If informal serious talk conducted in complete sentences with subjects and predicates is a cultural habit requiring cultivation and practice — and it is — so also is serious informal reading. One striking difference between the cultural climate of my undergraduate years and that of today's Princeton is the decline, if not the demise, of the personal library. Already in high school I had started a modest collection of "Modern Library" classics, when they cost seventy-five cents apiece, hardback, ordered from New York. All my college friends had a "library" of at least a few books intentionally sought out and chosen according to some examined thematic or bibliophilic principle.
Some time ago I stopped using the U-Store to handle the textbook orders for my courses, preferring for that purpose Micawber Books on Nassau Street. I probably share the common faculty prejudice against the U-Store, which strikes many of us chiefly as a warehouse of overpriced black and orange chachkas; but I was in this instance acting from principle, not prejudice. I actually think that it is an excellent idea to encourage students to get off the campus now and again, even 25 yards off campus; and it certainly is a good idea for them to see what a real bookstore looks like — insofar as there are any real bookstores any more. In the village of Cranbury, hardly five miles from here, is a quixotic and chaotic secondhand bookshop with an amazing inventory. There is such a thing as excess, and the frequency of my visits threatens to land me in the divorce courts, but I doubt whether that worry explains why I have never once seen a Princeton undergraduate in the place.

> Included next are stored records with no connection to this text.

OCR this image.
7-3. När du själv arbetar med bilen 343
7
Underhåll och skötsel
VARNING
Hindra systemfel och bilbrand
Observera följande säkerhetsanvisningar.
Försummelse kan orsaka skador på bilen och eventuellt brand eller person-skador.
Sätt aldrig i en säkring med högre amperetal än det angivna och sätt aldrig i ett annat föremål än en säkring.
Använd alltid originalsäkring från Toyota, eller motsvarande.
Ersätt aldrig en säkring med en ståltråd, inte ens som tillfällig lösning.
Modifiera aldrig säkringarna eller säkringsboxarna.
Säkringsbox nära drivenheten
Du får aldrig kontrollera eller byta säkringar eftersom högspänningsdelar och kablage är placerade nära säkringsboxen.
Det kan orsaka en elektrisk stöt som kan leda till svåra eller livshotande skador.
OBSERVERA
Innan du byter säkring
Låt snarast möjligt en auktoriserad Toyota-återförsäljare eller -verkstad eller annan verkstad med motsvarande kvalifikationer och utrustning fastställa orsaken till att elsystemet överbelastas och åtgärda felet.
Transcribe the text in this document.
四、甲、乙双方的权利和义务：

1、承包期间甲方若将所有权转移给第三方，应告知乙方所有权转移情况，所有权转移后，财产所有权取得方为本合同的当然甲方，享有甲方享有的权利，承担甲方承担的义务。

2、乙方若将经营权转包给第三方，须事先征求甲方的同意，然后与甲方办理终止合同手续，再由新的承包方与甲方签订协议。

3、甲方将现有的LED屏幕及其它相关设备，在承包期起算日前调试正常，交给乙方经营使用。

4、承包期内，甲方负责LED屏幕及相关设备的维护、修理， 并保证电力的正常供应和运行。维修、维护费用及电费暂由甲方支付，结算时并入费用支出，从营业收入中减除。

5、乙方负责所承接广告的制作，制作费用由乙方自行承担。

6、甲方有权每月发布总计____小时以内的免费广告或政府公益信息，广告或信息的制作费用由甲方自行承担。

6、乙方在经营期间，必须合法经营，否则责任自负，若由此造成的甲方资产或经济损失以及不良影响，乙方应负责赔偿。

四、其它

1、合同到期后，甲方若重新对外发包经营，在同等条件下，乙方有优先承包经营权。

Chaucer describes a threadbare Oxford student who would rather have in his dormitory room: "Twenty bookes, clad in blak or reed, Of Aristotle and his philosophie Than robes riche, or fithele, or gay sautrie" — these last named, fiddle and guitar, being the moral equivalents of a sound system, Ipod, or tape collection. Fortunately, our vast increase in material wealth means you can have both; but here are some words to live by. If you are spending more money on clothes than on charitable donations you probably have a serious moral problem; if more than on books, a serious cultural problem.
To move my pontification toward the concrete, every Princeton graduate should have at least a few volumes of the Library of America, a not-for-profit publishing venture producing beautiful, durable, authoritative, and immensely readable editions of our great American writers — "greatness" having been established by a committee of impeccable political correctness. Check it out at www.loa.org. Note that this is a dot-org, not a dot-com. For the price of a couple of pizzas and a couple of beers, intestinal life two to twelve hours, you can own the autobiographies of Benjamin Franklin, Frederick Douglass, or William Tecumseh Sherman, shelf life a hundred years, intellectual life immeasurable. I start with these guys, none of whom enjoyed the advantage of a Princeton writing seminar, for their shamingly brilliant use of American English. Learn how to do it the way they did — by reading.